No sé porque, cada cierto tiempo, suelo volver sobre un libro, para mí ya un clásico: “El fin del poder” -2013- de Moisés Naím. Una suerte de síntesis o esbozo universal sobre la evolución política, cultural, diplomática, comercial, demográfica, burocrática, científica, tecnológica y de la comunicación; y de cómo, el poder -esa categoría universal- otrora concentrado en grandes centros hegemónicos, hoy se ha fragmentado y hasta, incluso, “piratas” y “ciberdelincuentes” -de la internet, los mercados, trata de blanca, inmigración irregular, narcotráfico y redes sociales- han tomado nichos del poder tal cual lo conocíamos hasta hace dos o tres décadas.

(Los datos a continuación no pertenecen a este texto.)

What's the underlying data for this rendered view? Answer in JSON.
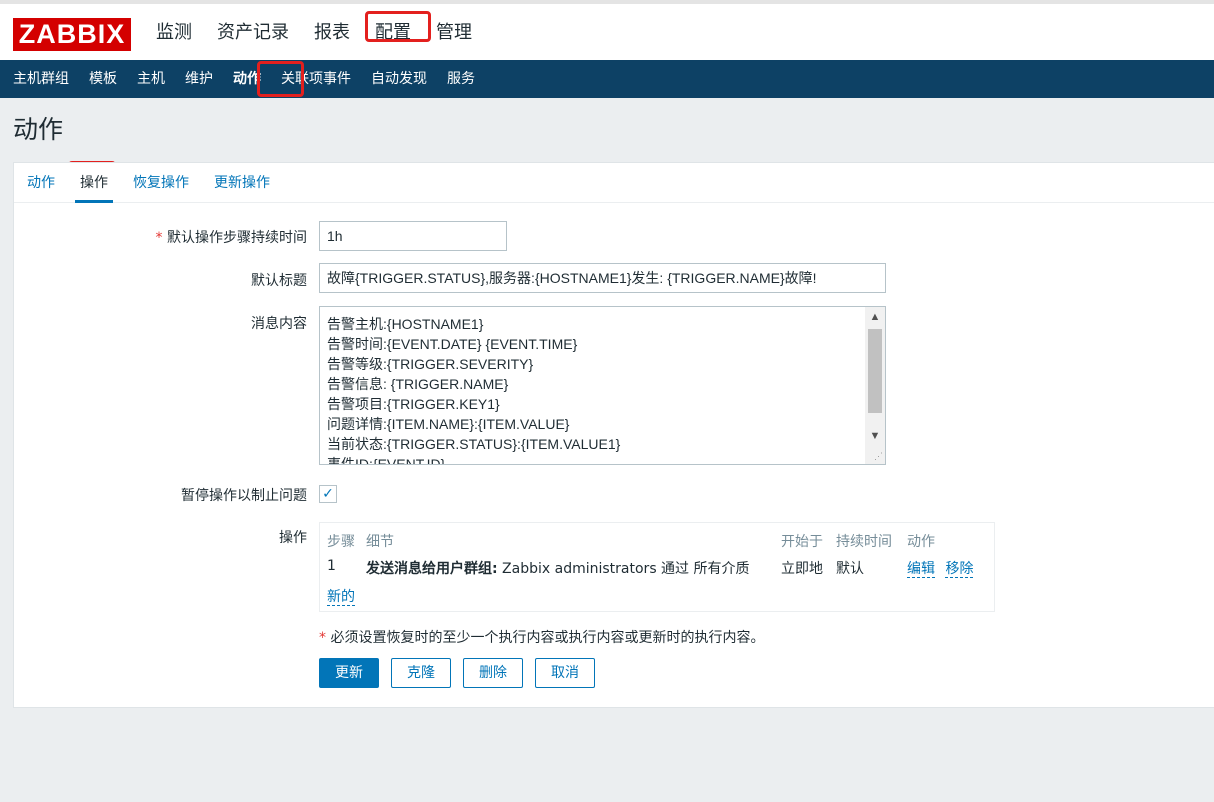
{
  "logo": "ZABBIX",
  "main_nav": [
    "监测",
    "资产记录",
    "报表",
    "配置",
    "管理"
  ],
  "sub_nav": [
    "主机群组",
    "模板",
    "主机",
    "维护",
    "动作",
    "关联项事件",
    "自动发现",
    "服务"
  ],
  "page_title": "动作",
  "tabs": [
    "动作",
    "操作",
    "恢复操作",
    "更新操作"
  ],
  "form": {
    "step_duration": {
      "label": "默认操作步骤持续时间",
      "required_mark": "*",
      "value": "1h"
    },
    "subject": {
      "label": "默认标题",
      "value": "故障{TRIGGER.STATUS},服务器:{HOSTNAME1}发生: {TRIGGER.NAME}故障!"
    },
    "message": {
      "label": "消息内容",
      "lines": [
        "告警主机:{HOSTNAME1}",
        "告警时间:{EVENT.DATE} {EVENT.TIME}",
        "告警等级:{TRIGGER.SEVERITY}",
        "告警信息: {TRIGGER.NAME}",
        "告警项目:{TRIGGER.KEY1}",
        "问题详情:{ITEM.NAME}:{ITEM.VALUE}",
        "当前状态:{TRIGGER.STATUS}:{ITEM.VALUE1}",
        "事件ID:{EVENT.ID}"
      ]
    },
    "pause": {
      "label": "暂停操作以制止问题",
      "checked": true
    },
    "operations": {
      "label": "操作",
      "headers": {
        "step": "步骤",
        "details": "细节",
        "start_in": "开始于",
        "duration": "持续时间",
        "action": "动作"
      },
      "rows": [
        {
          "step": "1",
          "details_bold": "发送消息给用户群组:",
          "details_rest": " Zabbix administrators 通过 所有介质",
          "start_in": "立即地",
          "duration": "默认",
          "edit": "编辑",
          "remove": "移除"
        }
      ],
      "new_link": "新的"
    },
    "note": {
      "mark": "*",
      "text": " 必须设置恢复时的至少一个执行内容或执行内容或更新时的执行内容。"
    }
  },
  "buttons": {
    "update": "更新",
    "clone": "克隆",
    "delete": "删除",
    "cancel": "取消"
  }
}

Una panorámica, bastante ilustrativa, de esa génesis-cartografía y el estado actual del poder -como categoría histórica u geopolítica, es esta-: “Después de la Segunda Guerra mundial, vivimos una oleada de innovaciones políticas para evitar otro conflicto de esa magnitud. El resultado fue la creación de las Naciones Unidas y toda una serie de organismos especializados, como el Banco Mundial y el Fondo Monetario Internacional, que cambiaron el mapa institucional del mundo.

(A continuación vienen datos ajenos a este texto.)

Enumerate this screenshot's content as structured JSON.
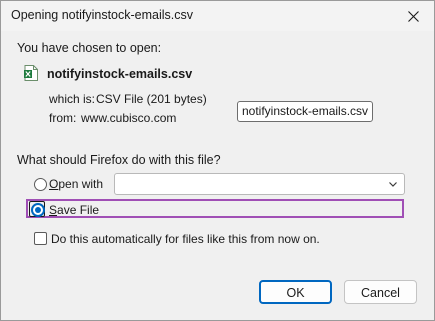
{
  "dialog": {
    "title": "Opening notifyinstock-emails.csv",
    "intro": "You have chosen to open:",
    "file": {
      "icon": "csv-file-icon",
      "name": "notifyinstock-emails.csv",
      "which_is_label": "which is:",
      "which_is_value": "CSV File (201 bytes)",
      "from_label": "from:",
      "from_value": "www.cubisco.com"
    },
    "tooltip": "notifyinstock-emails.csv",
    "question": "What should Firefox do with this file?",
    "open_with": {
      "label_accel": "O",
      "label_rest": "pen with",
      "selected": false,
      "app_value": ""
    },
    "save_file": {
      "label_accel": "S",
      "label_rest": "ave File",
      "selected": true
    },
    "auto_checkbox": {
      "label": "Do this automatically for files like this from now on.",
      "checked": false
    },
    "buttons": {
      "ok": "OK",
      "cancel": "Cancel"
    }
  }
}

Ahora está fraguándose una nueva oleada de innovaciones, incluso de mayor envergadura, que promete cambiar el mundo tanto como las revoluciones tecnológicas de los últimos dos decenios. No empezará desde arriba, no será ordenada ni rápida, resultado de cumbre o reuniones, sino caótica, dispersa e irregular. Pero es inevitable.

Empujada por los cambios en la manera de adquirir, usar y retener el poder, la humanidad debe encontrar, y encontrará, nuevas fórmulas para gobernarse”.

Creo que esa descripción -2013- de Naím ya es una realidad hoy día, pero lo que he observado es que no ha habido una correspondencia, a nivel de liderazgo mundial o regional, que haya captado y creado consenso lo suficientemente sólido como para procurar una sinergia o agenda universal-regional que canalice esa inevitable tendencia global -el coronavirus lo evidenció-; y por lo contrario, lo que se observa es una estrategia dispersa e individual de cada potencia, o bloque de ellas, por el control, la expansión comercial e impostura del “poder blando” .

En el micro o reducido espacio político-diplomático en que he podido trabajar y aquilatar algunas experiencias u observaciones, y, para peor, constatar esa tendencia, incluso, en nuestro propio hemisferio que es, quizás, el que más refleja, de manera sutil o abierta, esa dispersión e interés de control por razones geopolíticas, rasero-superioridad económica-diplomática, o asociación regional corporativa; o no pocas veces, a partir de ciertos celos en la perspectiva de liderazgo regional. A ello se suma, que, de nosotros mismos, surgen cautelas en asumir visibilidad internacional -sobre algunos aspectos o ventajas nuestras- que más que mal, nos harían bien. O al menos, nos depararía fortaleza regional.